While a lot of time is spent on the creativity, does anyone question how much time is being spent on making sure the message is sent to where the advertised brands are actually physically ‘grab-it-in-your-hands-and-go’ available?
Often marketers are so focused on mental availability that they sometimes forget that the brand, the service, the retailer or the advertiser kind of needs to be physically available too. Advertisers can screw it up when it comes to the physical availability issue with their mental support.
We know that the aim of marketing is for your brand to be thought of in a buying situation. Simple awareness is ok, but let’s face it – it can often be completely irrelevant and expensive. I am very aware of Tampax but probably mostly am never going to be thinking of Tampax in a buying situation.
Much of the advertising budget is often spent reaching consumers that are not category buyers. So even though there is physical availability supporting the mental campaign, the message is wasted because they’re not going to consider and certainly not buy.
On the other side of the coin, we live in a country where there is massive social and economic inequality. When I last checked, less than 12% of the population holds over 80% of personal income wealth in the country. Yet, most advertising that goes out is broad and doesn’t take this factor into consideration. For example, only 30% of taxpayers represent 80% of the SARS personal income tax revenue. We’re talking a really small group of people that the government could probably telephone over two weeks with their reminders.
But when SARS communicates, they send messages to everyone. What a waste! Everyone’s aware of them but surely we should only be targeting the taxpayers?
Many advertisers are guilty of the mental availability overload but seem to pat it off the shoulder as an ‘awareness’ objective exercise. More like an extravagant waste – and in the case of SARS, it’s at the taxpayer’s expense.
Media planning communication should match the footprint of physical availability and crucially, should be aimed at the maximum number of category buyers within those footprints.
If 12.5% of your market share or sales comes from Limpopo, is 12.5% of your communication budget supporting it? And within Limpopo, is all of it focused on Polokwane? Are 20% of your Limpopo’s share from Tzaneen and is anything covering them? What about Musina, Bela-Bela? These are all important hotspots where brands, services, retailers are physically visible and available but lacking in mental reminders to say “Hey remember me, I’m here, waiting…”
The powerhouse provinces like Gauteng often get the most communication support. Of course they should, but when you look within the metros at key economic goldmines like Tshwane (Pretoria) and Ekurhuleni (East Rand) the same lack of mental communication support is visible. When I have spoken to leading retailers in the country, they all tell me the same thing. These two areas are in their top five performing store areas. But are they getting ‘top five’ mental availability on the ground? I don’t think so – certainly not in the print media.
Physical and mental availability of brands and services are the key to any business’s success. If this is the case and the role of marketing is to be thought of in a buying situation, then supporting the stocks on shelf or the services on offer to those that live around these points must be paramount.

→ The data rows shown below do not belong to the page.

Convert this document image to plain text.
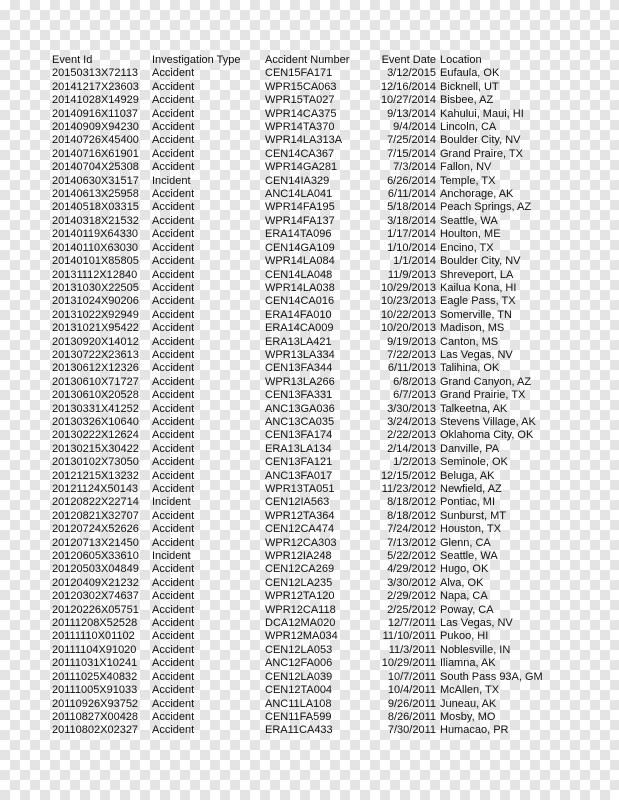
Event Id	Investigation Type	Accident Number	Event Date	Location
20150313X72113	Accident	CEN15FA171	3/12/2015	Eufaula, OK
20141217X23603	Accident	WPR15CA063	12/16/2014	Bicknell, UT
20141028X14929	Accident	WPR15TA027	10/27/2014	Bisbee, AZ
20140916X11037	Accident	WPR14CA375	9/13/2014	Kahului, Maui, HI
20140909X94230	Accident	WPR14TA370	9/4/2014	Lincoln, CA
20140726X45400	Accident	WPR14LA313A	7/25/2014	Boulder City, NV
20140716X61901	Accident	CEN14CA367	7/15/2014	Grand Praire, TX
20140704X25308	Accident	WPR14GA281	7/3/2014	Fallon, NV
20140630X31517	Incident	CEN14IA329	6/26/2014	Temple, TX
20140613X25958	Accident	ANC14LA041	6/11/2014	Anchorage, AK
20140518X03315	Accident	WPR14FA195	5/18/2014	Peach Springs, AZ
20140318X21532	Accident	WPR14FA137	3/18/2014	Seattle, WA
20140119X64330	Accident	ERA14TA096	1/17/2014	Houlton, ME
20140110X63030	Accident	CEN14GA109	1/10/2014	Encino, TX
20140101X85805	Accident	WPR14LA084	1/1/2014	Boulder City, NV
20131112X12840	Accident	CEN14LA048	11/9/2013	Shreveport, LA
20131030X22505	Accident	WPR14LA038	10/29/2013	Kailua Kona, HI
20131024X90206	Accident	CEN14CA016	10/23/2013	Eagle Pass, TX
20131022X92949	Accident	ERA14FA010	10/22/2013	Somerville, TN
20131021X95422	Accident	ERA14CA009	10/20/2013	Madison, MS
20130920X14012	Accident	ERA13LA421	9/19/2013	Canton, MS
20130722X23613	Accident	WPR13LA334	7/22/2013	Las Vegas, NV
20130612X12326	Accident	CEN13FA344	6/11/2013	Talihina, OK
20130610X71727	Accident	WPR13LA266	6/8/2013	Grand Canyon, AZ
20130610X20528	Accident	CEN13FA331	6/7/2013	Grand Prairie, TX
20130331X41252	Accident	ANC13GA036	3/30/2013	Talkeetna, AK
20130326X10640	Accident	ANC13CA035	3/24/2013	Stevens Village, AK
20130222X12624	Accident	CEN13FA174	2/22/2013	Oklahoma City, OK
20130215X30422	Accident	ERA13LA134	2/14/2013	Danville, PA
20130102X73050	Accident	CEN13FA121	1/2/2013	Seminole, OK
20121215X13232	Accident	ANC13FA017	12/15/2012	Beluga, AK
20121124X50143	Accident	WPR13TA051	11/23/2012	Newfield, AZ
20120822X22714	Incident	CEN12IA563	8/18/2012	Pontiac, MI
20120821X32707	Accident	WPR12TA364	8/18/2012	Sunburst, MT
20120724X52626	Accident	CEN12CA474	7/24/2012	Houston, TX
20120713X21450	Accident	WPR12CA303	7/13/2012	Glenn, CA
20120605X33610	Incident	WPR12IA248	5/22/2012	Seattle, WA
20120503X04849	Accident	CEN12CA269	4/29/2012	Hugo, OK
20120409X21232	Accident	CEN12LA235	3/30/2012	Alva, OK
20120302X74637	Accident	WPR12TA120	2/29/2012	Napa, CA
20120226X05751	Accident	WPR12CA118	2/25/2012	Poway, CA
20111208X52528	Accident	DCA12MA020	12/7/2011	Las Vegas, NV
20111110X01102	Accident	WPR12MA034	11/10/2011	Pukoo, HI
20111104X91020	Accident	CEN12LA053	11/3/2011	Noblesville, IN
20111031X10241	Accident	ANC12FA006	10/29/2011	Iliamna, AK
20111025X40832	Accident	CEN12LA039	10/7/2011	South Pass 93A, GM
20111005X91033	Accident	CEN12TA004	10/4/2011	McAllen, TX
20110926X93752	Accident	ANC11LA108	9/26/2011	Juneau, AK
20110827X00428	Accident	CEN11FA599	8/26/2011	Mosby, MO
20110802X02327	Accident	ERA11CA433	7/30/2011	Humacao, PR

With tight budgets, lack of resources, nightmare competition and better priced alternatives, you need to give the brand a chance. That means reaching your category buyers when they are thinking of buying and reaching them where they live. That should be the first step before creative execution kicks in – because, these geographic markets are all quite different from one another! But that’s another series of articles…
I can already hear the guns loading in creative and media departments around the country. I’m hoping this article has the same geographic spread as the ‘mass’ media – then I’ll be ‘A OK’.